Even beyond the place’s Bacchanalian spirit, imagine being the pastor in a place where every time you celebrate Sunday Mass, half the faces staring back at you are unfamiliar because they’re visitors. It’s sort of like ministering to the cast of “Groundhog Day,” where every day you have to repeat what happened yesterday rather than moving forward.

Yet Baker insists that both real “conchs,” meaning those born and bred on the island, and the transient population are equally engaged at St. Mary’s.

“The sense of stewardship in this parish is tremendous, both for those who live here all year long and those who are here one week, one month, three months,” Baker said proudly. “People claim it as their own, and they take care of it.”

“This is theirs. It predates me,” he said. “People here pretty much know what they want for a church, which is faith, love and service.”

Despite the obvious affluence of Key West, with a luxury resort on every corner and homes on Sunset Key generally pricing in the $3 to $7 million range, Baker said his parish nonetheless is forced to run an active social justice operation because of the equally real problem of poverty in the Keys.

“The Florida Keys, Monroe County, is the third most expensive for cost of living in the United States,” he said. “Thirty-six percent of the population lives below the threshold for affordability, and another twelve percent is below the poverty line. There’s a lot of per-diem workers.”

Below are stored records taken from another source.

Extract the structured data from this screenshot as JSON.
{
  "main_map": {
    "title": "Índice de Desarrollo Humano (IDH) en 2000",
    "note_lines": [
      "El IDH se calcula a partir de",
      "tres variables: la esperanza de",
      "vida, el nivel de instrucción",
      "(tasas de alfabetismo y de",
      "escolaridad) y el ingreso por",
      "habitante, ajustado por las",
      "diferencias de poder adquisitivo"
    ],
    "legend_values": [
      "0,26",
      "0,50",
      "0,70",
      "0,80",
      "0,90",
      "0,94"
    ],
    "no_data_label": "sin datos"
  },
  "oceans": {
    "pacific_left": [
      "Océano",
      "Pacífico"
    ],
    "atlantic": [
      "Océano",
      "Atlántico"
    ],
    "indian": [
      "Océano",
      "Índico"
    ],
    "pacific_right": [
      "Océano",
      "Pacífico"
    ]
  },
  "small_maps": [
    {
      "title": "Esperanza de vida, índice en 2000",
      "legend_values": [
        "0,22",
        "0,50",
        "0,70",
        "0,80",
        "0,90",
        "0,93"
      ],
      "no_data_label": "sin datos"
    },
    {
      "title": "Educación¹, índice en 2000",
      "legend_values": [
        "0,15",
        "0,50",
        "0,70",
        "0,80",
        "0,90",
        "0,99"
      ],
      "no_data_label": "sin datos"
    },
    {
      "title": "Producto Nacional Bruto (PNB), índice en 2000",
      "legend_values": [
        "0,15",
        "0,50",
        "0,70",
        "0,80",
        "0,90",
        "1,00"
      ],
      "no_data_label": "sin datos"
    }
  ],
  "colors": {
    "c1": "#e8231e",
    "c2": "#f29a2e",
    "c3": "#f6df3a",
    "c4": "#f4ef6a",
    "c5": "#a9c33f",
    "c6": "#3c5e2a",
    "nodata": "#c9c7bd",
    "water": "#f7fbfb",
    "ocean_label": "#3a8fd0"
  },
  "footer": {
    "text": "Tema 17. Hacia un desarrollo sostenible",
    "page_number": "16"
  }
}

“So many parishioners struggle just to make ends meet,” he said, noting that a foundation launched by the parish today distributes almost 20 million tons of food annually to needy residents.

So committed is Baker to his unique flock that when Hurricane Irma menaced Key West in 2017, he and another priest refused to evacuate, insisting that they needed to stay behind to be present for those who couldn’t, or wouldn’t, get away.

In fact, Baker had an ace up his sleeve – a grotto dedicated to Our Lady of Lourdes that stands next to the parish, which was founded by a French Canadian nun in 1922 with the promise that as long as people prayed here, the “full brunt” of a hurricane would not be felt on the island. So far, the promise has held good.

Eventually, Baker said, Catholic Charities would provide roughly $1.5 million in aid for relief and reconstruction in the Keys after Irma.

Taken all in all, Baker projects a steady calm –neither overly romantic about the beauty and beguiling culture of Key West, nor cowed by the uphill climb it can sometimes pose for the life of faith.

“The challenges are great,” he said, “but the response has been pretty magnificent to behold.”